It was effective: he won 222 of his 298 fights. But he was hit in the head so often that he lost some motor functioning and reasoning skills, becoming what they called "punch drunk."
Forced into retirement in 1937, Slapsie Maxie began a new career in the movies, playing "himself" or other big, tough, slow-witted, "punch drunk" characters.
He also capitalized on the association of "slapping" with effeminancy, playing characters with "a touch of lavender," such as a powder puff salesman in The Boogie Man Will Get You (1942), a gangster named "Trixie Belle" in Here Comes Kelly (1943), or a Hopalong Cassidy parody named Skipalong Rosenbloom (1951).
The humor came from seeing someone big and tough who might be gay, or who was too "stupid" to realize that his acts were gender-transgressive.
In real life, he was married for a few years (1937-45), but he seemed to prefer the company of men, such as trainer and manager Frank Bachmann (left). And he was not averse to gender-transgressions: apparently a young Davis Hopper saw him in drag at the premiere of Dodge City (1939).
In 1950, he teamed up with his lifelong friend, another boxer-turned-actor, Max Baer (known as Mad Max, top photo and left), playing the "stooge" who bedevils "straight man" Baer. They starred "as themselves" in four comedy shorts and toured as the comedy team "The Two Maxies."

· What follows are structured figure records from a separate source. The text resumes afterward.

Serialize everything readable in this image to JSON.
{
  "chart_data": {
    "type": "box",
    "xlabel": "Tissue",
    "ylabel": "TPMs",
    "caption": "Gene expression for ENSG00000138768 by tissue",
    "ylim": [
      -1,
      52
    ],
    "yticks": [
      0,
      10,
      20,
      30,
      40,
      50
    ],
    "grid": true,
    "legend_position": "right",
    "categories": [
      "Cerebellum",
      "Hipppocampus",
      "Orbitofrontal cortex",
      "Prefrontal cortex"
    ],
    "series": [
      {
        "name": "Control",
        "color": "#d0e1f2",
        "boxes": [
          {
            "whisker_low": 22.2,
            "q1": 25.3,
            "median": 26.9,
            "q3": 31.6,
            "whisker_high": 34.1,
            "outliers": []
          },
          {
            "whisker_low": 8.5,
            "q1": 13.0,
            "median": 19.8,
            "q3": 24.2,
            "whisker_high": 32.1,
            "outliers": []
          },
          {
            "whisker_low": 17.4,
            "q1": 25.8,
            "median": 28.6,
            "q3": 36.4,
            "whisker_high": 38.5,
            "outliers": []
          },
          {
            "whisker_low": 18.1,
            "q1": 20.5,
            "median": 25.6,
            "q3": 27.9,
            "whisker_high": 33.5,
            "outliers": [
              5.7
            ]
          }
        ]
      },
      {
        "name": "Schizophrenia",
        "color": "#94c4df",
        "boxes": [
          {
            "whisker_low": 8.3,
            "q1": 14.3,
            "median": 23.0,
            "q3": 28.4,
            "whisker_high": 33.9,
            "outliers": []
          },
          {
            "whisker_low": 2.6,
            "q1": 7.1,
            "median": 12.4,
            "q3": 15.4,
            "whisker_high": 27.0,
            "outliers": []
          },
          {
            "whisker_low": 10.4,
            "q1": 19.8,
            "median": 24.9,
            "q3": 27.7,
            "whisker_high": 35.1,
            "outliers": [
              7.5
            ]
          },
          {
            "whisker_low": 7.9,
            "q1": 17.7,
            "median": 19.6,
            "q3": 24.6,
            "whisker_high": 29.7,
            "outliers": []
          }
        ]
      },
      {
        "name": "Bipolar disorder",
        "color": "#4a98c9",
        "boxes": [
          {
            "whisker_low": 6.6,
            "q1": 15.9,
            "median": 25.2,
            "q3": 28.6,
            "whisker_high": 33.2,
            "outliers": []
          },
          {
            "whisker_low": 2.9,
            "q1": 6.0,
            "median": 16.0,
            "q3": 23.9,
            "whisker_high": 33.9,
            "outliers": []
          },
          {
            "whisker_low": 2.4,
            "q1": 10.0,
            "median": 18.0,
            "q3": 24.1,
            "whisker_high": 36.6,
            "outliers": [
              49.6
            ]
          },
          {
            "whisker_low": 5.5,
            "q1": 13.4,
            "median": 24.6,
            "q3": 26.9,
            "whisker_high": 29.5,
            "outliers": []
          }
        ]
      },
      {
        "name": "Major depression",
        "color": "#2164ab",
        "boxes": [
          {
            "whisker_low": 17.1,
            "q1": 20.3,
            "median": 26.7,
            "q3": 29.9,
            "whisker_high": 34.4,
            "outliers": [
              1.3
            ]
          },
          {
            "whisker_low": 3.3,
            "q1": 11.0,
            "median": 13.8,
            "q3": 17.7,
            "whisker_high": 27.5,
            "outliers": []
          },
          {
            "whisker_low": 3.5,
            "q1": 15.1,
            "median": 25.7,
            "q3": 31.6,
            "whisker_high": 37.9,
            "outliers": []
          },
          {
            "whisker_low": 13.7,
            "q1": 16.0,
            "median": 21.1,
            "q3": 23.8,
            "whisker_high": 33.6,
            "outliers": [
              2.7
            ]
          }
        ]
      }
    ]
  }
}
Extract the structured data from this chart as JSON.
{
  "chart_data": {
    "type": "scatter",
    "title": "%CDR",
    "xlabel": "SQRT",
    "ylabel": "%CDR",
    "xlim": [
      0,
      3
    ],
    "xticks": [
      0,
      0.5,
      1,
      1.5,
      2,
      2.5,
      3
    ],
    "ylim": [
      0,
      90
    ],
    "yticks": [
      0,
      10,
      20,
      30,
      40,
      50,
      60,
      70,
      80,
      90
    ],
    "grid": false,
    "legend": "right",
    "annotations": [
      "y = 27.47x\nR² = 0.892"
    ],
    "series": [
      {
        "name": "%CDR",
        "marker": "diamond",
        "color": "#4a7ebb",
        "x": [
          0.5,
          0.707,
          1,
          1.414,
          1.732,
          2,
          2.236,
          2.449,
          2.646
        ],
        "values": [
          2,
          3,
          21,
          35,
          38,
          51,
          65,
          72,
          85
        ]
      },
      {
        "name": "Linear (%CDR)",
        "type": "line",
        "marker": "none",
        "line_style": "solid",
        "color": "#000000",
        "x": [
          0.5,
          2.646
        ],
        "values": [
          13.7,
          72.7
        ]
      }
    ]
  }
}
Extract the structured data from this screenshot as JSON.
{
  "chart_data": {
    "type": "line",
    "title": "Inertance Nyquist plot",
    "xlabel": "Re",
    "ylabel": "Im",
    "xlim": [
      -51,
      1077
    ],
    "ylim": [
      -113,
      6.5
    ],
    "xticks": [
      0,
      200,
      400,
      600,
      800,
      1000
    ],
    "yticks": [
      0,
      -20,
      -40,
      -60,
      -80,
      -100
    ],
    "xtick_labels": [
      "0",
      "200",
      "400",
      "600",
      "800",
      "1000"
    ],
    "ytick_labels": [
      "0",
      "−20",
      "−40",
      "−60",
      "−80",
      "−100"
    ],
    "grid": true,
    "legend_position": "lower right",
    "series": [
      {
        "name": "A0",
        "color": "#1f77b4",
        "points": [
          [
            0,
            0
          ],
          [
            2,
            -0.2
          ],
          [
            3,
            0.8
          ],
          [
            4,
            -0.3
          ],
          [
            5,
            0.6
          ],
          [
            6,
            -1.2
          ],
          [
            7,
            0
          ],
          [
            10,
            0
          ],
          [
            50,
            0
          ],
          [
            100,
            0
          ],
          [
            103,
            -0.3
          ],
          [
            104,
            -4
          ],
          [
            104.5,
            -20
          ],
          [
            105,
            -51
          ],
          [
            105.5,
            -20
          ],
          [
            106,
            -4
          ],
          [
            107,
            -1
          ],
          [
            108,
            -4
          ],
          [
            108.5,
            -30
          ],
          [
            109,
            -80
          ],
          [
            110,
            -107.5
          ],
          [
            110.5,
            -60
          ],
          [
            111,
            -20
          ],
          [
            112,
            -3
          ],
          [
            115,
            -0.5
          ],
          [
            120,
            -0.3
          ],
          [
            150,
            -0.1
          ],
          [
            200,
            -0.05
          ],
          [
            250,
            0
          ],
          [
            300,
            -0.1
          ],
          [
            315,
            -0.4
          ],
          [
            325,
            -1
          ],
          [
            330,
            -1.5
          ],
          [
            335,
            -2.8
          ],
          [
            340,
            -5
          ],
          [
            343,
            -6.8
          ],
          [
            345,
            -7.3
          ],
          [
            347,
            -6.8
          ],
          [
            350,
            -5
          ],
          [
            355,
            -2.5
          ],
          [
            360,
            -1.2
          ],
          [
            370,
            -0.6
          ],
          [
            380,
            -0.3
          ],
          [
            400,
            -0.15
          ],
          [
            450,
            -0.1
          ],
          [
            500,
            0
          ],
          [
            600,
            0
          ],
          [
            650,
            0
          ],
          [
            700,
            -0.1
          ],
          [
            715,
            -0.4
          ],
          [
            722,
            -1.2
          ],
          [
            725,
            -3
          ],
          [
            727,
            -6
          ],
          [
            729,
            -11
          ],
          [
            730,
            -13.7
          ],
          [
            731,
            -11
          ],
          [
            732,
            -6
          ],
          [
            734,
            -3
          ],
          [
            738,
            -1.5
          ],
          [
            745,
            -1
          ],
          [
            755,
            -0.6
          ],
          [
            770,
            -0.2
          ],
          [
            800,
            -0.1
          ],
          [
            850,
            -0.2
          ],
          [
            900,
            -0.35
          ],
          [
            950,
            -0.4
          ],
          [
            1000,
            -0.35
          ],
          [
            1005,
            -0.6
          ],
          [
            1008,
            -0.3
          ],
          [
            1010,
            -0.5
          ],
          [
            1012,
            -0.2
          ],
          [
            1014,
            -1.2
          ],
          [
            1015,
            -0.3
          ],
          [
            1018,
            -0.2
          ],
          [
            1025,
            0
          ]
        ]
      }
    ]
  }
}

They remained close friends until Baer's death in 1959. Slapsie Maxie died in 1976.
Max Baer's son, Max Baer Jr. (born in 1937) made his own splash in Hollywood as Jethro Bodine, dimwitted backwood Adonis on The Beverly Hillbillies (1962-71). Later he contributed to gay history by producing Ode to Billy Joe (1976), starring Robby Benson as a gay teenager who commits suicide.